Once the nerve grows down this tube to its end, it will reattach to the organelle it once was attached to. This means that sensation can become normal again, muscle strength will return or incoordination will be reduced.
There are three caveats to return of function. If the nerve and the insulating sheath are both damaged, the nerve will not have a pathway to regrow to the end organ. The cut end of the nerve nearest the brain will still grow new sprouts but these sprouts will have nowhere to go. These sprouts will “ball up” into a tangle of nerves called neuroma and can become quite sensitive to pressure and even touch. Individuals who have had a Morton’s neuroma in their foot will attest to the pain that can be generated.
The second caveat is that there is a time factor for regrowth. A muscle cell that has no nerve supply will atrophy and fibrose (turn into scar tissue). This occurs between 12 and 18 months. If the regrowing nerve has not reached the endpoint muscle cell in about 12 months, it will have no functioning muscle cell to work with. This means that very long nerves (L5, S1, C8, T1) have a much poorer chance of joining their target organelle and functioning normally again.
The third caveat is that injured nerve cells in the central nervous system (CNS) do not generally regrow as there are inhibitory factors within the spinal cord cells that prevent this regrowth.
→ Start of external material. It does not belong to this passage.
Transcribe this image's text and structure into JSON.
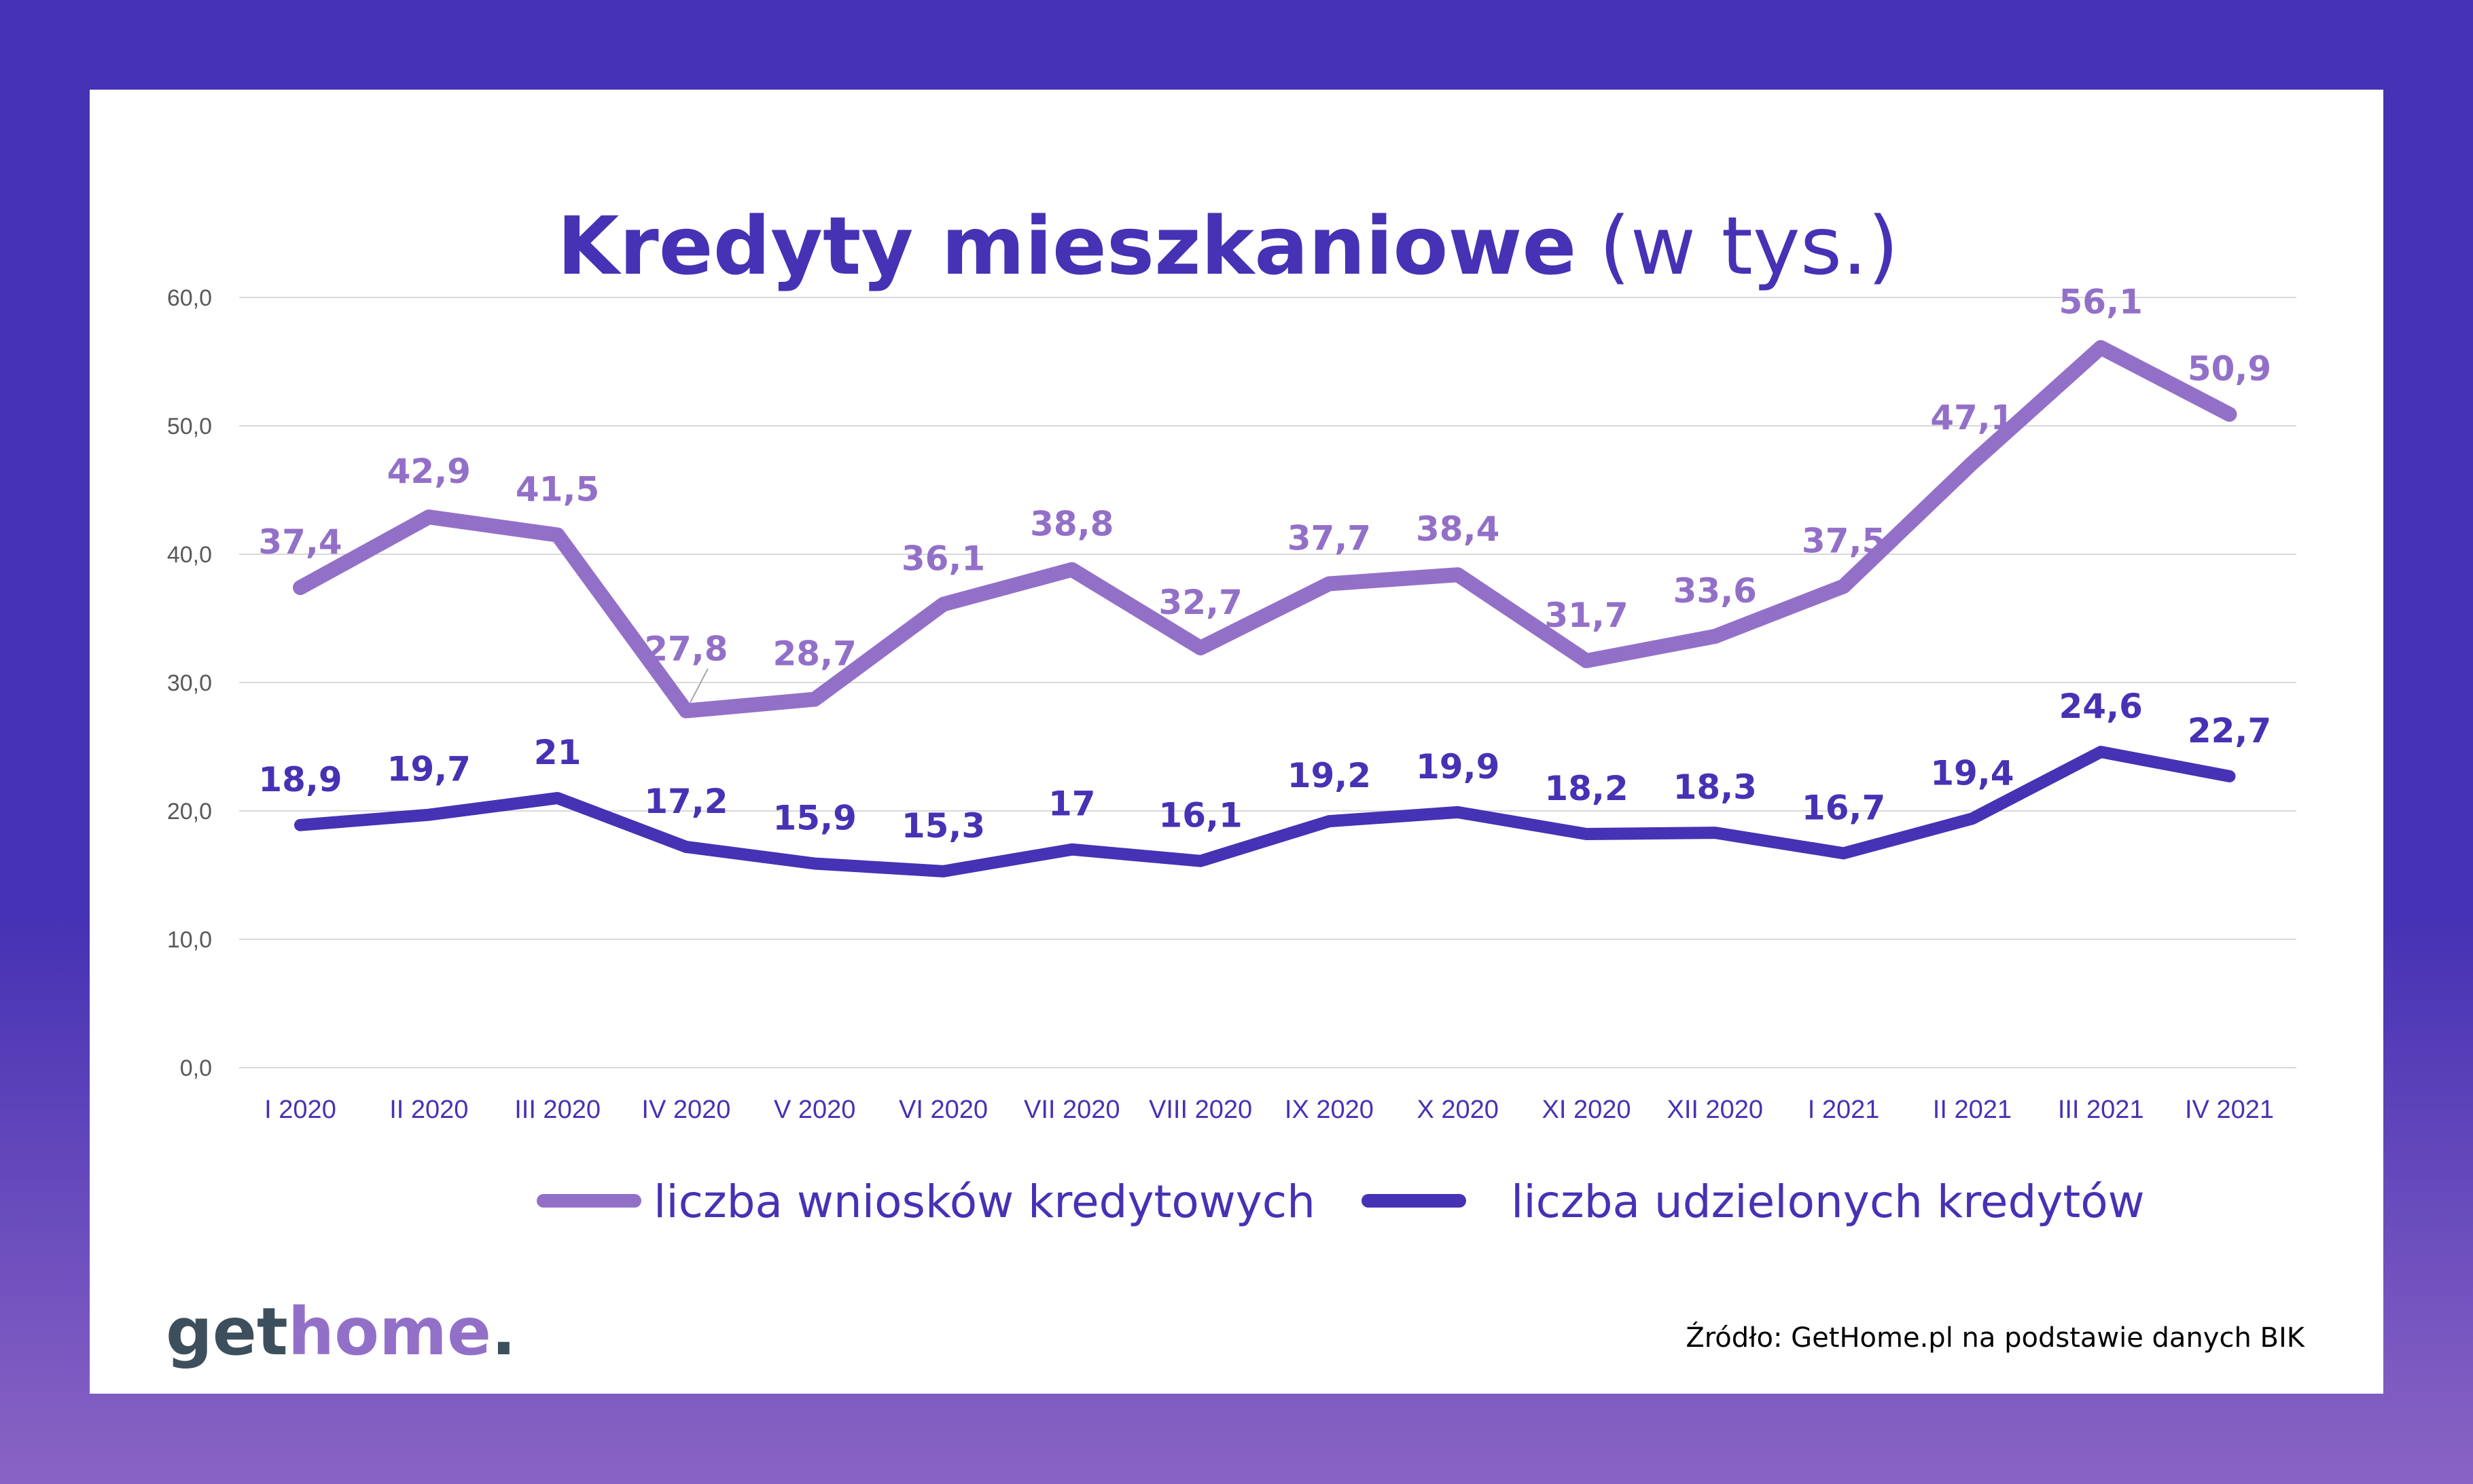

The oligodendrocytes (the support cells in the central nervous system that serve the same function as of the Schwann cells in the peripheral nervous system) inhibit regrowth.
Terminal Axonal Sprouting (Nerve Budding)
When the nerve is injured, some of the muscle cells lose nerve supply in a condition called “denervation”. Due to this condition, the internal workings of the muscle cell changes significantly. The denervated muscle starts to become irritable. In fact, three weeks after the nerve is disconnected from the muscle, the muscle demonstrates irritability changes that can be picked up on an EMG (electromyography), a nerve test for the muscle cell.
This irritability causes the muscle to secrete a neurochemotactic factor, essentially a chemical cry for help. Any nerve that is still functional nearby this muscle cell will form a new nerve branch in a process called budding or sprouting. These sprouts can connect to at least ten denervated muscle cells. This sprouting activity can take from 12-16 weeks after the initial injury to occur.
There have been some studies that indicate the use of electrical muscle stimulation (EMS) during this period will decrease the secretion of the neurochemotactic factors. Therefore, stimulation of muscle contraction through EMS should be avoided by therapists working with the recovery of the muscle strength.
Another possibility for motor strength recovery is muscle hypertrophy. Arnold Schwarzenegger is what many individuals imagine for an example of muscle hypertrophy and that thought is not far off. The residual functioning muscle cells can be conditioned to become stronger and last longer. Training is the key for this type of recovery and good results may take three or more months of hard work to achieve success.